Delfin Jr. said the family eventually saw the Jan. 30 arrest warrant issued against his sister for alleged kidnapping and serious illegal detention.

But he said the warrant issued by the Regional Trial Court of Bayugan City merely identified Castro as “Dra. Maria Natividad.”

Two other siblings were able to visit Castro on Saturday, according to the Free Legal Assistance Group (FLAG).

But FLAG could not give any further details yet. The group also said it was unclear about the charges against her.


“Contrary however to what the police have been announcing on their social media pages, Doc Naty is not a communist nor is she a terrorist. She is a health worker who has been helping those who need help most,” FLAG chair Jose Manuel Diokno said on Sunday.

He said the group will “pursue all legal remedies” to have Castro released and the charges against her dismissed.

‘Grave anxiety’

Diokno also said Castro “reserves her rights to pursue legal remedies against those police officers who violated her rights with impunity.”

In his statement, reelectionist Sen. Richard Gordon expressed his “grave anxiety and deep concern” over Castro’s whereabouts, saying she had “not [yet] been presented in public.”

Gordon said Castro “is still protected by our Constitution and laws which presume innocence, which allow consultation with family and/or lawyers, and which prohibit secret detention places, among others.”

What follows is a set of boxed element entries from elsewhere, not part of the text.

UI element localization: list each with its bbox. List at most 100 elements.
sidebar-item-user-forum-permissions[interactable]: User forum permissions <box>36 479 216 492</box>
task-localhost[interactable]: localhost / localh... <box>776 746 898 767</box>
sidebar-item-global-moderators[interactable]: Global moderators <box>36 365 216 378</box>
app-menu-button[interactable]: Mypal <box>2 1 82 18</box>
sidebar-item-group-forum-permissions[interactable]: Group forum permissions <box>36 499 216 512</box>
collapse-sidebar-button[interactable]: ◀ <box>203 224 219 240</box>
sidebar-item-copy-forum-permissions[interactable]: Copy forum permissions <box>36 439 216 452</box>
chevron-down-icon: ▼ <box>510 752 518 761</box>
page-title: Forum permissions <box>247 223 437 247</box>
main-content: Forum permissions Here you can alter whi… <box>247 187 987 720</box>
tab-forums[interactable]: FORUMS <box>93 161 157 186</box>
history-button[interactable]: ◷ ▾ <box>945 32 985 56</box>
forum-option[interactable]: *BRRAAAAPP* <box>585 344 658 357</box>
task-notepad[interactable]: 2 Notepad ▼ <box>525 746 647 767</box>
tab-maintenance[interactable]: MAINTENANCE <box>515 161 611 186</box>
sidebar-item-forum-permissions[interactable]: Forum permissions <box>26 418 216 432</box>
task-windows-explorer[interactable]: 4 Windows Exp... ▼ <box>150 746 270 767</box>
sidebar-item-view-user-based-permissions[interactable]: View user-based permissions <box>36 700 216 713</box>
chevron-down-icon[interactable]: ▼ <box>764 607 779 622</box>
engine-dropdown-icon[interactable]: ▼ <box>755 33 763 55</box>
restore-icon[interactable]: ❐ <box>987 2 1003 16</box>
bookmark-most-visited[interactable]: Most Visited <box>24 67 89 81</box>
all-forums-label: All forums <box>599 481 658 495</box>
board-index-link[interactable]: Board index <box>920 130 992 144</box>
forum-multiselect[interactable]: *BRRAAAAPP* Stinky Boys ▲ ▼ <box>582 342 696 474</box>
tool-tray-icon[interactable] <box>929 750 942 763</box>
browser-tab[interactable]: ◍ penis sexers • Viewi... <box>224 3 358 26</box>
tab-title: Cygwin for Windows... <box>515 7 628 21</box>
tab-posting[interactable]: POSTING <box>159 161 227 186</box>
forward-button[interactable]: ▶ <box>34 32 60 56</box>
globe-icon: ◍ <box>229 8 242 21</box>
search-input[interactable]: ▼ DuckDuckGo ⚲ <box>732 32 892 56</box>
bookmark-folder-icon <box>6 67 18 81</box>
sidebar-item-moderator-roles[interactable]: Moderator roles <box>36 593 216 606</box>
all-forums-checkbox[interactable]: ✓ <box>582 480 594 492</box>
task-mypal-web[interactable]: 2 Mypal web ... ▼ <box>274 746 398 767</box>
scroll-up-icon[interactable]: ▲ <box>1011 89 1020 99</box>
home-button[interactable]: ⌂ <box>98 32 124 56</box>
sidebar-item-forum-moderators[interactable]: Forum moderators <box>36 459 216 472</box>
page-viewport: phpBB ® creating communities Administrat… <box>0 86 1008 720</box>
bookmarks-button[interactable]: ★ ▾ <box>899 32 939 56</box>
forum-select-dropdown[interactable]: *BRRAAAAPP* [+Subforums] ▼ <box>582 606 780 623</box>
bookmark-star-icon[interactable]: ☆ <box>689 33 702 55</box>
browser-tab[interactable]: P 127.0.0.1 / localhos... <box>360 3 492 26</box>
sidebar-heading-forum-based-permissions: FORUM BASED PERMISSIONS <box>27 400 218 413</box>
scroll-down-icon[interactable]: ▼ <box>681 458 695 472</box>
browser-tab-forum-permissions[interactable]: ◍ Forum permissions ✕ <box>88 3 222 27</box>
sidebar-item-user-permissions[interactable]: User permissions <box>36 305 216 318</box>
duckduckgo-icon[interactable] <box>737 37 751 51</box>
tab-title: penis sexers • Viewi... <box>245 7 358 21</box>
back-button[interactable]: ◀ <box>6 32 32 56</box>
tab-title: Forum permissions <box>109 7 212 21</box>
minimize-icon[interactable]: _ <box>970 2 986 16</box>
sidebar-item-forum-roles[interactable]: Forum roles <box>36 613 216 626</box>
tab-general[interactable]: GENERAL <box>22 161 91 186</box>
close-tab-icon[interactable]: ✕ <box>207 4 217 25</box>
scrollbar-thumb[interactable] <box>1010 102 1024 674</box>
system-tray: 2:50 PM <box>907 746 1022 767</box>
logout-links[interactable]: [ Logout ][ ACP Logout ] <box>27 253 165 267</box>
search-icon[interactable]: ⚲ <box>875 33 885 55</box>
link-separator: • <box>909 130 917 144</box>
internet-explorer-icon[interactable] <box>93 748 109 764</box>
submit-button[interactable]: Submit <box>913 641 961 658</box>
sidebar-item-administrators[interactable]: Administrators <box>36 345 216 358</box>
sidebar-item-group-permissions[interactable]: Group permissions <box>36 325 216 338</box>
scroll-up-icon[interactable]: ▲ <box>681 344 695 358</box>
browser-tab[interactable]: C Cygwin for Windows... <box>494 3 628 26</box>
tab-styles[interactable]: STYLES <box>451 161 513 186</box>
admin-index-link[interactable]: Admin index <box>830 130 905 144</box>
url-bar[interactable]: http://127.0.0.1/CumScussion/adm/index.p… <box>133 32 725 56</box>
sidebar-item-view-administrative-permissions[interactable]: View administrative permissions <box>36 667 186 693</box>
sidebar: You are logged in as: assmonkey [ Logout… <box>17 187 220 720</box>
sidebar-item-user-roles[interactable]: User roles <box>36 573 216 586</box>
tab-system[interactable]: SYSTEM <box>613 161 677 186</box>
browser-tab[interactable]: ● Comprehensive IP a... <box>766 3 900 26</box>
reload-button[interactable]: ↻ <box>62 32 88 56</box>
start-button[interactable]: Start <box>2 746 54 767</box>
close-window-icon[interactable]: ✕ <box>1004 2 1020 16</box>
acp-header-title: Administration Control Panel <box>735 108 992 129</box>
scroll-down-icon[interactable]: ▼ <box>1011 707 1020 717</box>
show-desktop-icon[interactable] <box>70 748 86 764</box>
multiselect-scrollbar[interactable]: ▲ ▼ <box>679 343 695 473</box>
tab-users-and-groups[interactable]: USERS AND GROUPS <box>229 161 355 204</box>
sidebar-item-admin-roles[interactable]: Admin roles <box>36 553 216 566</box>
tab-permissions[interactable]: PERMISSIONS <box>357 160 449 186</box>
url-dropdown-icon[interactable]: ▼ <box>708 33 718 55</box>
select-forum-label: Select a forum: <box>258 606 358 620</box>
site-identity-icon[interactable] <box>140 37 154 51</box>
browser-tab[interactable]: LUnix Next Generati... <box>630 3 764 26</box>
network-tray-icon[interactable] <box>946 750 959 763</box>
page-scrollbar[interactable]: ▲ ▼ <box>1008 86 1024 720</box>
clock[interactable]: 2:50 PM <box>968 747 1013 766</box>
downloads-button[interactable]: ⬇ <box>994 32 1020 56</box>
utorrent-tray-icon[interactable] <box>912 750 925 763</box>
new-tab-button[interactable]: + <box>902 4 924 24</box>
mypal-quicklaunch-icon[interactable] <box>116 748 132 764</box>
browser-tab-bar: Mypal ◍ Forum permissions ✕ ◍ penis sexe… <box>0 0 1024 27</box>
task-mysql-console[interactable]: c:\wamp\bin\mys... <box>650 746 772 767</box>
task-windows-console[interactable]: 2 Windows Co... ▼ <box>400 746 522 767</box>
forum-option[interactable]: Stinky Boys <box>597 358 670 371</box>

The senator said the absence of information about her safety violates the Constitution, as it prohibits “secret detention places, solitary, incommunicado, or other similar forms of detention.”

“I urge Secretary of Justice Menardo Guevarra and PNP Chief Dionardo Carlos to look seriously into this matter and ensure that this continuing violation of the Constitution and Doctor [Castro’s] rights cease immediately,” Gordon said.

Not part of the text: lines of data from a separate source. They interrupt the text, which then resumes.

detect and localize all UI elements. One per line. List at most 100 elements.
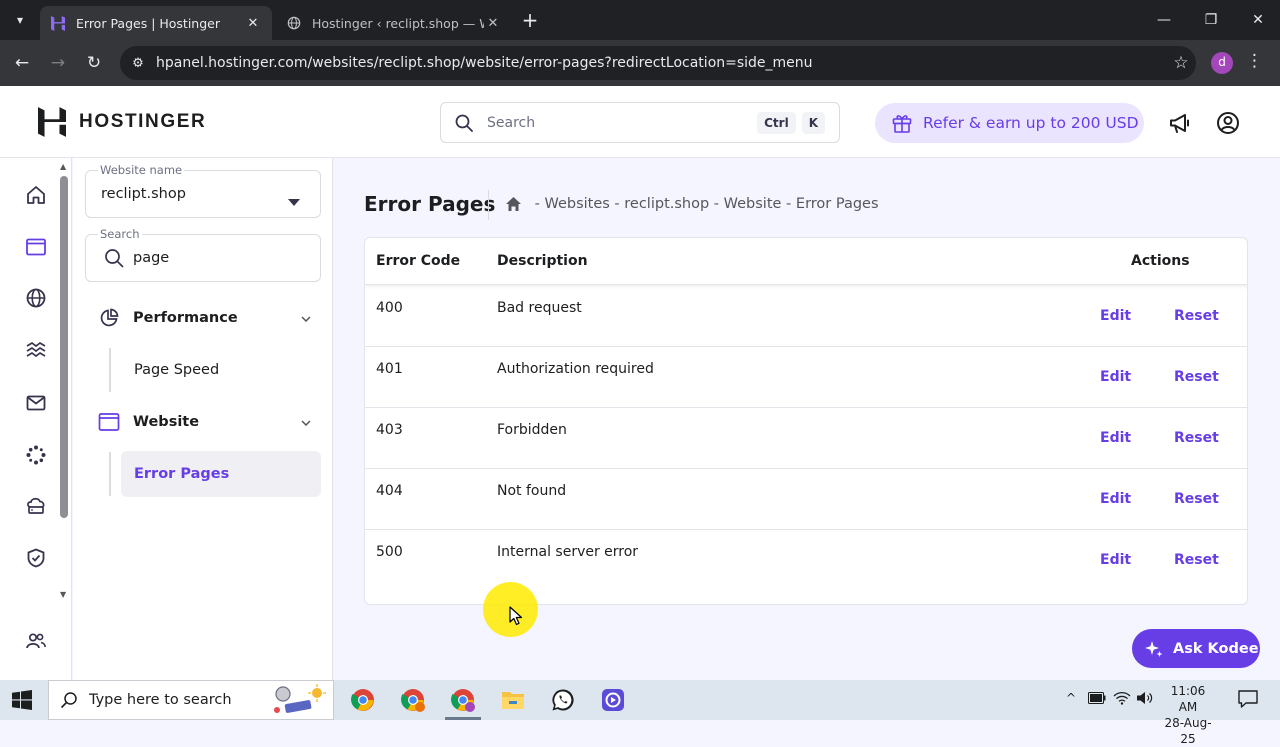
error-description: Authorization required bbox=[497, 361, 654, 377]
hostinger-logo[interactable]: HOSTINGER bbox=[38, 106, 206, 138]
forward-icon[interactable]: → bbox=[46, 51, 70, 75]
edit-button[interactable]: Edit bbox=[1100, 369, 1131, 385]
website-icon bbox=[97, 412, 121, 432]
ask-kodee-button[interactable]: Ask Kodee bbox=[1132, 629, 1260, 668]
system-clock[interactable]: 11:06 AM 28-Aug-25 bbox=[1160, 683, 1216, 747]
restore-icon[interactable]: ❐ bbox=[1196, 8, 1226, 32]
home-icon[interactable] bbox=[24, 183, 48, 207]
minimize-icon[interactable]: — bbox=[1149, 8, 1179, 32]
error-code: 400 bbox=[376, 300, 403, 316]
breadcrumb-home-icon[interactable] bbox=[505, 196, 522, 212]
profile-avatar[interactable]: d bbox=[1211, 52, 1233, 74]
back-icon[interactable]: ← bbox=[10, 51, 34, 75]
breadcrumb-websites[interactable]: Websites bbox=[544, 196, 609, 212]
breadcrumb-domain[interactable]: reclipt.shop bbox=[624, 196, 709, 212]
edit-button[interactable]: Edit bbox=[1100, 552, 1131, 568]
submenu-line bbox=[109, 348, 111, 392]
tab-title: Error Pages | Hostinger bbox=[76, 15, 220, 31]
team-users-icon[interactable] bbox=[24, 629, 48, 653]
chrome-profile-n-icon[interactable] bbox=[399, 686, 427, 714]
reset-button[interactable]: Reset bbox=[1174, 308, 1219, 324]
column-header-error-code: Error Code bbox=[376, 253, 461, 269]
websites-icon[interactable] bbox=[24, 235, 48, 259]
battery-icon[interactable] bbox=[1088, 692, 1106, 707]
edit-button[interactable]: Edit bbox=[1100, 491, 1131, 507]
menu-group-website[interactable]: Error Pages Website bbox=[97, 402, 313, 442]
breadcrumb-error-pages: Error Pages bbox=[795, 196, 879, 212]
tab-search-button[interactable]: ▾ bbox=[8, 8, 32, 32]
site-info-icon[interactable]: ⚙ bbox=[120, 56, 156, 71]
rail-scroll-up-icon[interactable]: ▲ bbox=[60, 162, 66, 171]
breadcrumb-separator: - bbox=[609, 196, 625, 212]
menu-group-performance[interactable]: Performance bbox=[97, 298, 313, 338]
vps-cloud-icon[interactable] bbox=[24, 494, 48, 518]
reset-button[interactable]: Reset bbox=[1174, 369, 1219, 385]
account-icon[interactable] bbox=[1215, 110, 1241, 136]
close-window-icon[interactable]: ✕ bbox=[1243, 8, 1273, 32]
taskbar-search-input[interactable]: Type here to search bbox=[48, 680, 334, 720]
table-row: 401 Authorization required Edit Reset bbox=[365, 347, 1247, 408]
reset-button[interactable]: Reset bbox=[1174, 491, 1219, 507]
tab-close-icon[interactable]: ✕ bbox=[484, 16, 502, 31]
hostinger-logo-icon bbox=[38, 106, 68, 138]
kodee-sparkle-icon bbox=[1144, 639, 1164, 659]
volume-icon[interactable] bbox=[1136, 691, 1154, 708]
search-icon bbox=[441, 113, 487, 133]
edit-button[interactable]: Edit bbox=[1100, 308, 1131, 324]
email-icon[interactable] bbox=[24, 391, 48, 415]
notifications-icon[interactable] bbox=[1238, 690, 1258, 712]
column-header-description: Description bbox=[497, 253, 588, 269]
chrome-profile-d-icon[interactable] bbox=[449, 686, 477, 714]
address-bar[interactable]: ⚙ hpanel.hostinger.com/websites/reclipt.… bbox=[120, 46, 1196, 80]
whatsapp-icon[interactable] bbox=[549, 686, 577, 714]
page-title: Error Pages bbox=[364, 192, 496, 216]
megaphone-icon[interactable] bbox=[1167, 110, 1193, 136]
windows-start-icon[interactable] bbox=[12, 690, 32, 714]
rail-scrollbar[interactable] bbox=[60, 176, 68, 518]
search-highlight-icon bbox=[271, 683, 327, 717]
integrations-icon[interactable] bbox=[24, 443, 48, 467]
tab-title: Hostinger ‹ reclipt.shop — Wor bbox=[312, 15, 484, 31]
new-tab-button[interactable]: + bbox=[518, 9, 542, 33]
sidebar-item-error-pages[interactable]: Error Pages bbox=[121, 451, 321, 497]
breadcrumb-website[interactable]: Website bbox=[724, 196, 782, 212]
edit-button[interactable]: Edit bbox=[1100, 430, 1131, 446]
website-selector[interactable]: Website name reclipt.shop bbox=[85, 163, 321, 218]
rail-scroll-down-icon[interactable]: ▼ bbox=[60, 590, 66, 599]
reload-icon[interactable]: ↻ bbox=[82, 51, 106, 75]
tray-chevron-icon[interactable]: ^ bbox=[1066, 691, 1076, 705]
refer-earn-label: Refer & earn up to 200 USD bbox=[923, 114, 1139, 132]
reset-button[interactable]: Reset bbox=[1174, 430, 1219, 446]
taskbar-search-placeholder: Type here to search bbox=[89, 692, 232, 708]
browser-toolbar: ← → ↻ ⚙ hpanel.hostinger.com/websites/re… bbox=[0, 40, 1280, 86]
wifi-icon[interactable] bbox=[1113, 691, 1131, 708]
search-icon bbox=[49, 691, 89, 709]
website-group-label: Website bbox=[133, 414, 200, 430]
domains-globe-icon[interactable] bbox=[24, 286, 48, 310]
horizons-icon[interactable] bbox=[24, 339, 48, 363]
chrome-icon[interactable] bbox=[349, 686, 377, 714]
browser-menu-icon[interactable]: ⋮ bbox=[1246, 51, 1263, 71]
refer-earn-button[interactable]: Refer & earn up to 200 USD bbox=[875, 103, 1144, 143]
title-divider bbox=[488, 190, 489, 220]
tab-wordpress[interactable]: Hostinger ‹ reclipt.shop — Wor ✕ bbox=[276, 6, 512, 40]
tab-error-pages[interactable]: Error Pages | Hostinger ✕ bbox=[40, 6, 272, 40]
performance-pie-icon bbox=[97, 308, 121, 328]
screen-recorder-icon[interactable] bbox=[599, 686, 627, 714]
shortcut-key-k: K bbox=[801, 111, 825, 134]
file-explorer-icon[interactable] bbox=[499, 686, 527, 714]
global-search-input[interactable]: Search Ctrl K bbox=[440, 102, 840, 143]
sidebar-item-page-speed[interactable]: Page Speed bbox=[121, 347, 321, 393]
menu-search-input[interactable]: Search page bbox=[85, 227, 321, 282]
error-code: 500 bbox=[376, 544, 403, 560]
table-row: 400 Bad request Edit Reset bbox=[365, 286, 1247, 347]
bookmark-star-icon[interactable]: ☆ bbox=[1166, 53, 1196, 73]
tab-close-icon[interactable]: ✕ bbox=[244, 16, 262, 31]
security-shield-icon[interactable] bbox=[24, 546, 48, 570]
app-header: HOSTINGER Search Ctrl K Refer & earn up … bbox=[0, 86, 1280, 158]
submenu-line bbox=[109, 452, 111, 496]
column-header-actions: Actions bbox=[1131, 253, 1190, 269]
error-code: 401 bbox=[376, 361, 403, 377]
table-row: 500 Internal server error Edit Reset bbox=[365, 530, 1247, 591]
reset-button[interactable]: Reset bbox=[1174, 552, 1219, 568]
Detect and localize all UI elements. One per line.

On Saturday, Sen. Francis Pangilinan demanded Castro’s release, saying, “the tactics used by the authorities in capturing her are shocking and resemble martial law.”

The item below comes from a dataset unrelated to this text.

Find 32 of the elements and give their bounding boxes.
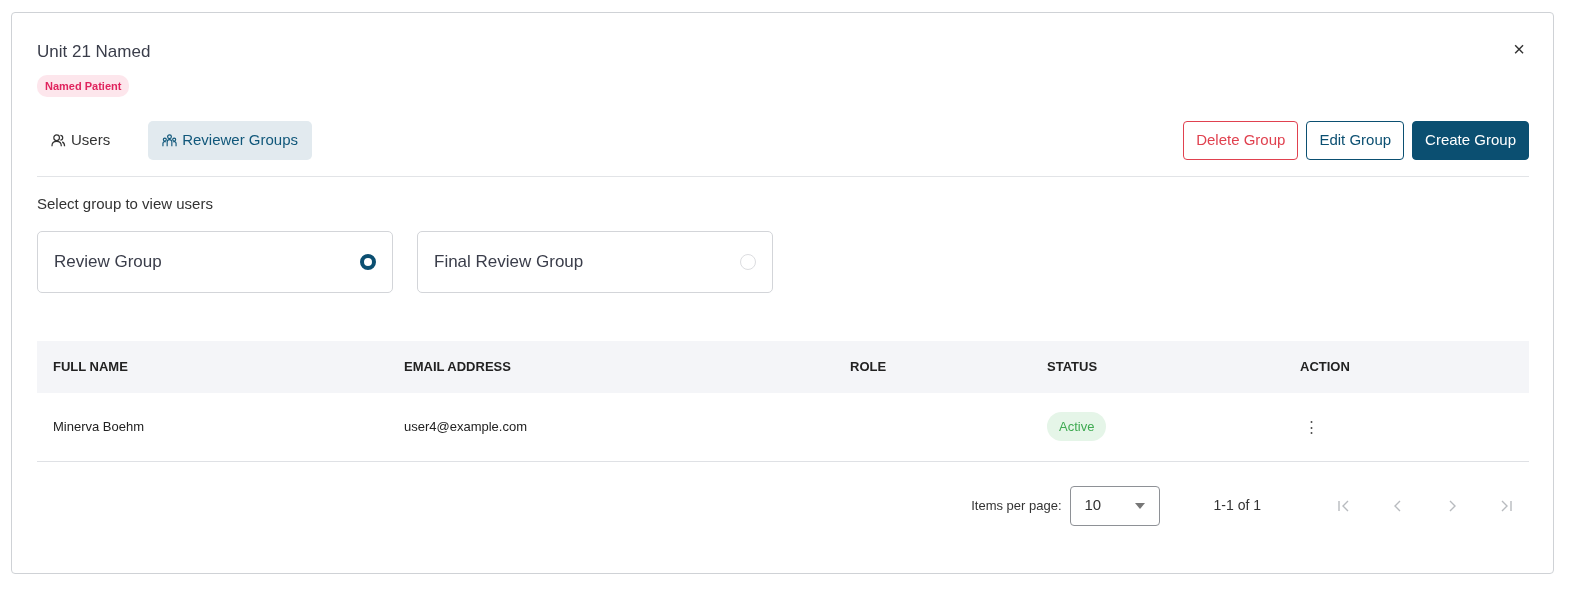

“We heard her name wasn’t even on the warrant of arrest, and her arresting officers were not wearing nameplates and uniforms. Doctor Naty was taken to places before charges were filed. And she wasn’t allowed to talk to her lawyer,” Pangilinan said in Filipino.

“Those are the actions of criminals who don’t recognize the law, not law enforcers,” he added.

Track record

Bayan Muna chair and senatorial candidate Neri Colmenares also joined calls for Castro’s release.

He described her as a “human rights defender serving the poor and powerless in far-flung communities in Mindanao.”

“Instead of a lucrative career in the medical profession, she chose instead to advance the causes of the ‘lumad’ (indigenous peoples) and other vulnerable sectors in the rural areas,” Colmenares said.

FLAG, in a statement, said that “as a health worker, [Castro] served both rich and poor in various areas in Mindanao. Many years ago, Doctor Naty helped the lumad who were victims of militarization by bringing them to the United Nations in Geneva and speaking for them to seek help.”

Her classmates at the University of the Philippines College of Medicine had also called for Castro’s release, as they cited her social commitment and exemplary academic record.

Gordon said the doctor’s track record appeared to be inconsistent with the authorities’ claims.

“The talents of people like Castro, a brilliant and humane physician, whose activities included setting up community centers and training on human rights, are what are sorely needed by our country, especially in these pandemic times,” he said.

The police, however, accuse her of being the head of the health bureau of the Communist Party of the Philippines-New People’s Army, and of involvement in the kidnapping of a militiaman in Agusan del Sur.

“We demand that the PNP immediately drop the fabricated charges and fully respect Doctor Naty’s rights, including her right to medical attention and an attorney of her choice,” Colmenares said.

“Our best and brightest doctors who go to the countryside to help the poorest and most vulnerable Filipinos do not deserve this treatment,” he added.